Extract a byte from a string | s[i] | 0.13 microseconds | n <= 512000 | 29% rms error |
Concatenate | s+t | 1 * (n/1000) microseconds | n <= 256000 | 19% rms error |
Extract string of length n/2 | s[0:n/2] | 0.3 * (n/1000) microseconds | n <= 256000 | 28% rms error |
Translate a string | s.translate(s,T) | 3.2 * (n/1000) microseconds | n <= 256000 | 11% rms error |
Create an empty list | list() | 0.40 microseconds | (n=1) | .5% rms error |
Access | L[i] | 0.10 microseconds | n <= 640000 | 3% rms error |
Append | L.append(0) | 0.24 microseconds | n <= 640000 | 3% rms error |
Pop | L.pop() | 0.25 microseconds | n <= 64000 | 0.5% rms error |
Concatenate | L+M | 22 * (n/1000) microseconds | n <= 64000 | 3% rms error |
Slice extraction | L[0:n/2] | 5.4 * (n/1000) microseconds | n <= 64000 | 4% rms error |
Copy | L[:] | 11.5 * (n/1000) microseconds | n <= 64000 | 10% rms error |
Slice assignment | L[0:n/2] = P | 11 * (n/1000) microseconds | n <= 64000 | 4% rms error |
Delete first | del L[0] | 1.7 * (n/1000) microseconds | n <= 64000 | 4% rms error |
Reverse | L.reverse() | 1.3 * (n/1000) microseconds | n <= 64000 | 10% rms error |
Sort | L.sort() | 0.0039 * n lg(n) microseconds | n <= 64000 | 12% rms error |
The first time one appends to a list, there is additional cost as the list is copied over and extra space, about 1/8 of the list size, is added to the end. Whenever the extra space is used up, the list is re-allocated into a new array with about 1.125 the length of the previous version.

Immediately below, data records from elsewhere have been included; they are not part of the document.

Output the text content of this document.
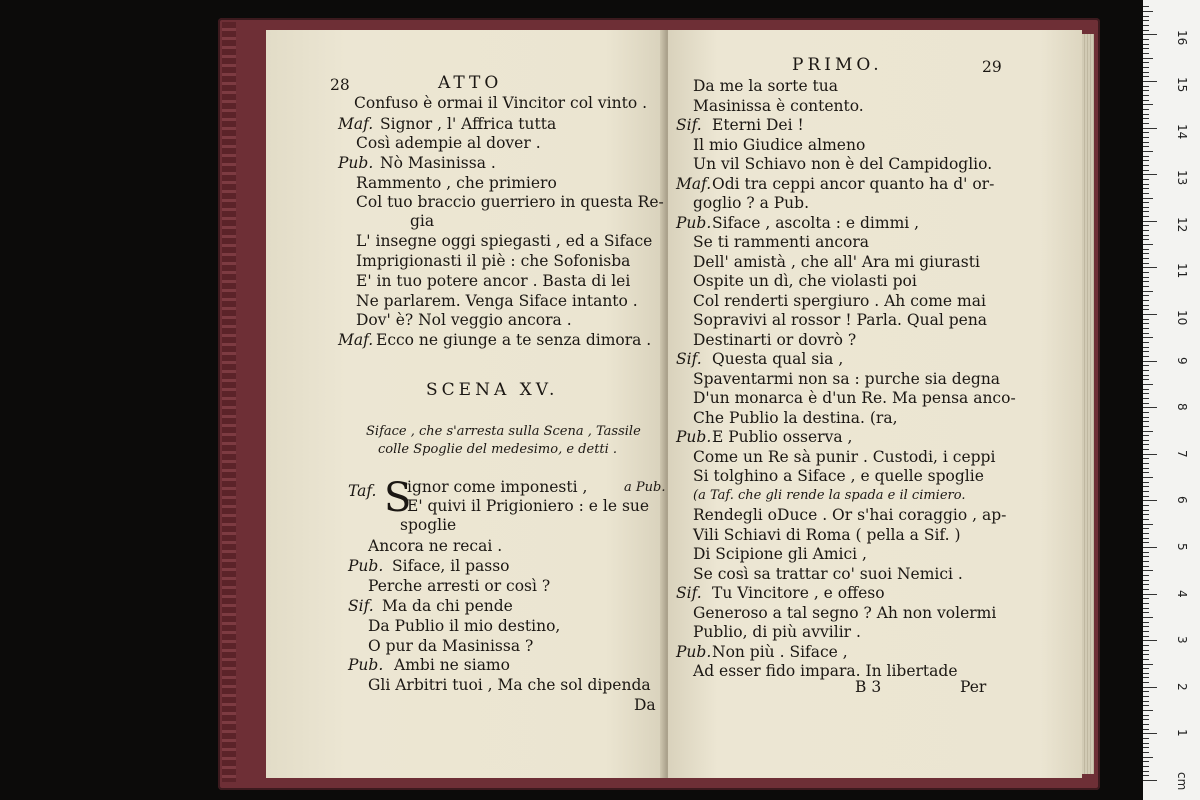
28	ATTO
Confuso è ormai il Vincitor col vinto .
Maf. Signor , l' Affrica tutta
Così adempie al dover .
Pub. Nò Masinissa .
Rammento , che primiero
Col tuo braccio guerriero in questa Re-
gia
L' insegne oggi spiegasti , ed a Siface
Imprigionasti il piè : che Sofonisba
E' in tuo potere ancor . Basta di lei
Ne parlarem. Venga Siface intanto .
Dov' è? Nol veggio ancora .
Maf. Ecco ne giunge a te senza dimora .
SCENA XV.
Siface , che s'arresta sulla Scena , Tassile
colle Spoglie del medesimo, e detti .
Taf. S
ignor come imponesti ,	a Pub.
E' quivi il Prigioniero : e le sue
spoglie
Ancora ne recai .
Pub. Siface, il passo
Perche arresti or così ?
Sif. Ma da chi pende
Da Publio il mio destino,
O pur da Masinissa ?
Pub. Ambi ne siamo
Gli Arbitri tuoi , Ma che sol dipenda
Da
PRIMO.	29
Da me la sorte tua
Masinissa è contento.
Sif. Eterni Dei !
Il mio Giudice almeno
Un vil Schiavo non è del Campidoglio.
Maf. Odi tra ceppi ancor quanto ha d' or-
goglio ? a Pub.
Pub. Siface , ascolta : e dimmi ,
Se ti rammenti ancora
Dell' amistà , che all' Ara mi giurasti
Ospite un dì, che violasti poi
Col renderti spergiuro . Ah come mai
Sopravivi al rossor ! Parla. Qual pena
Destinarti or dovrò ?
Sif. Questa qual sia ,
Spaventarmi non sa : purche sia degna
D'un monarca è d'un Re. Ma pensa anco-
Che Publio la destina. (ra,
Pub. E Publio osserva ,
Come un Re sà punir . Custodi, i ceppi
Si tolghino a Siface , e quelle spoglie
(a Taf. che gli rende la spada e il cimiero.
Rendegli oDuce . Or s'hai coraggio , ap-
Vili Schiavi di Roma ( pella a Sif. )
Di Scipione gli Amici ,
Se così sa trattar co' suoi Nemici .
Sif. Tu Vincitore , e offeso
Generoso a tal segno ? Ah non volermi
Publio, di più avvilir .
Pub. Non più . Siface ,
Ad esser fido impara. In libertade
B 3	Per
1
2
3
4
5
6
7
8
9
10
11
12
13
14
15
16
cm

Create an empty dictionary | dict() | 0.36 microseconds | (n=1) | 0% rms error |
Access | D[i] | 0.12 microseconds | n <= 64000 | 3% rms error |
Copy | D.copy() | 57 * (n/1000) microseconds | n <= 64000 | 27% rms error |
List items | D.items() | 0.0096 * n lg(n) microseconds | n <= 64000 | 14% rms error |
What should the right high-order term be for copy and list items? It seems these should be linear, but the data for both looks somewhat super-linear. We've modelled copy here as linear and list items as n lg(n), but these formulae need further work and exploration.